After throwing in flash grenades and tear gas without effect, Chinese police reportedly used flamethrowers to force more than 10 “terrorists” from a cave in western Xinjiang, according to the military’s top newspaper, in a graphic account of the latest operation in Beijing’s elevated hunt for what they call “foreign-led extremists.”
The PLA Daily reports that the 10 militants were responsible for a deadly attack at a coal mine in Aksu that occurred in September. The attack was first reported in Radio Free Asia, and was only recently acknowledged by state media. China admits to killing 28 members of the group in a 56-day operation.
Police reportedly tracked some of the attackers to a mountainous region “like eagles hunting their prey.” They then used flash grenades and tear gas to force the militants from their hiding place. When those weapons failed, they opted for the flamethrower.
The attackers fled the cave wielding knives and were “completely annihilated” by police, according to the PLA Daily.
This is just the latest in a string of conflicts between police and militants in the restive Xinjiang region that has left hundreds dead in recent years.
Directly following the attacks in Paris, Beijing promised to strengthen its role in the global fight against terrorism, declaring war on ISIS, but also declaring that there should be “no double standards” when it comes to terrorism and called for international support in its fight against Islamist separatists in Xinjiang, deeming it an important part of the war on terror.

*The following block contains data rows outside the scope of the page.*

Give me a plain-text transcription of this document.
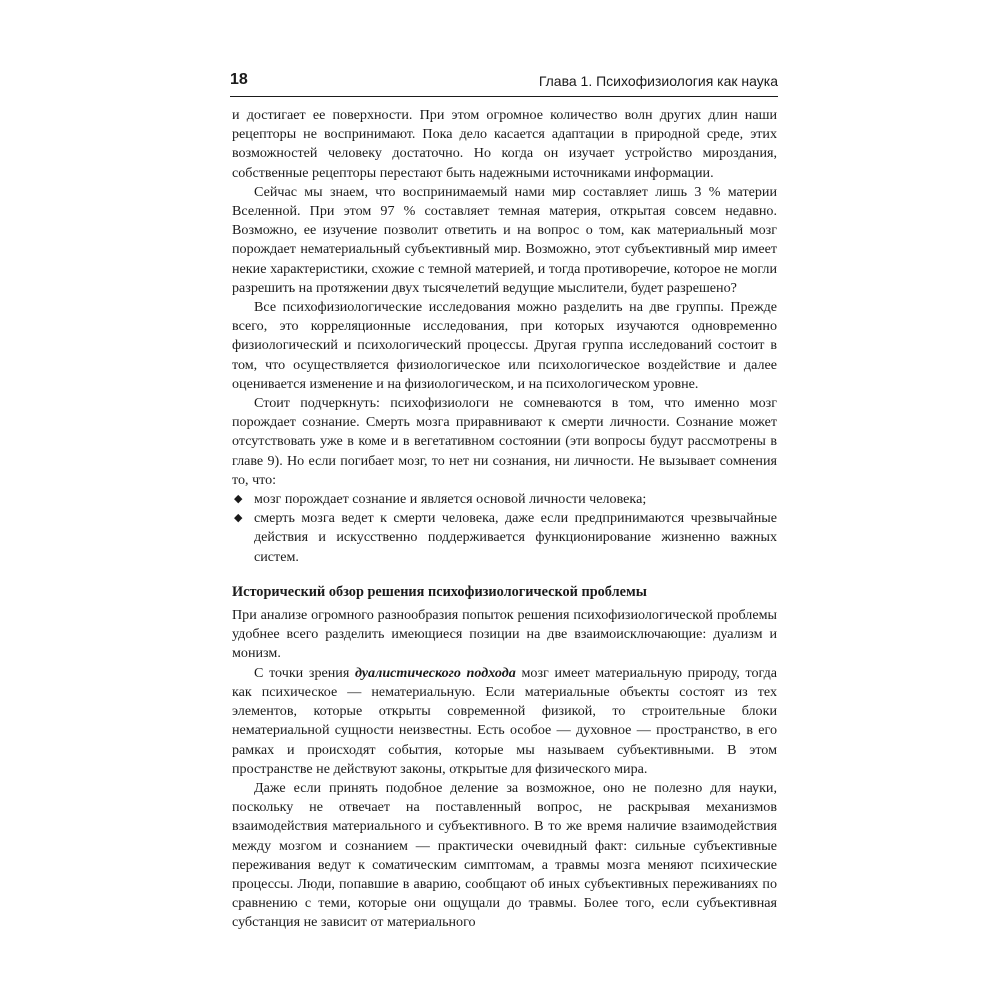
18	Глава 1. Психофизиология как наука

и достигает ее поверхности. При этом огромное количество волн других длин наши рецепторы не воспринимают. Пока дело касается адаптации в природной среде, этих возможностей человеку достаточно. Но когда он изучает устройство мироздания, собственные рецепторы перестают быть надежными источниками информации.

Сейчас мы знаем, что воспринимаемый нами мир составляет лишь 3 % материи Вселенной. При этом 97 % составляет темная материя, открытая совсем недавно. Возможно, ее изучение позволит ответить и на вопрос о том, как материальный мозг порождает нематериальный субъективный мир. Возможно, этот субъективный мир имеет некие характеристики, схожие с темной материей, и тогда противоречие, которое не могли разрешить на протяжении двух тысячелетий ведущие мыслители, будет разрешено?

Все психофизиологические исследования можно разделить на две группы. Прежде всего, это корреляционные исследования, при которых изучаются одновременно физиологический и психологический процессы. Другая группа исследований состоит в том, что осуществляется физиологическое или психологическое воздействие и далее оценивается изменение и на физиологическом, и на психологическом уровне.

Стоит подчеркнуть: психофизиологи не сомневаются в том, что именно мозг порождает сознание. Смерть мозга приравнивают к смерти личности. Сознание может отсутствовать уже в коме и в вегетативном состоянии (эти вопросы будут рассмотрены в главе 9). Но если погибает мозг, то нет ни сознания, ни личности. Не вызывает сомнения то, что:

◆ мозг порождает сознание и является основой личности человека;
◆ смерть мозга ведет к смерти человека, даже если предпринимаются чрезвычайные действия и искусственно поддерживается функционирование жизненно важных систем.
Исторический обзор решения психофизиологической проблемы

При анализе огромного разнообразия попыток решения психофизиологической проблемы удобнее всего разделить имеющиеся позиции на две взаимоисключающие: дуализм и монизм.

С точки зрения дуалистического подхода мозг имеет материальную природу, тогда как психическое — нематериальную. Если материальные объекты состоят из тех элементов, которые открыты современной физикой, то строительные блоки нематериальной сущности неизвестны. Есть особое — духовное — пространство, в его рамках и происходят события, которые мы называем субъективными. В этом пространстве не действуют законы, открытые для физического мира.

Даже если принять подобное деление за возможное, оно не полезно для науки, поскольку не отвечает на поставленный вопрос, не раскрывая механизмов взаимодействия материального и субъективного. В то же время наличие взаимодействия между мозгом и сознанием — практически очевидный факт: сильные субъективные переживания ведут к соматическим симптомам, а травмы мозга меняют психические процессы. Люди, попавшие в аварию, сообщают об иных субъективных переживаниях по сравнению с теми, которые они ощущали до травмы. Более того, если субъективная субстанция не зависит от материального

Meanwhile, critics have blamed the problems in the region on Beijing’s heavy-handed tactics that try to control the religion and culture of the local Muslim Uighur population.
In a statement, spokesman for exile group the World Uighur Congress Dilxat Raxit said: “The Paris attacks gave China a political excuse to brazenly use flamethrowers to clamp down on unarmed Uighurs who have no just legal protection and who seek to avoid arrest.”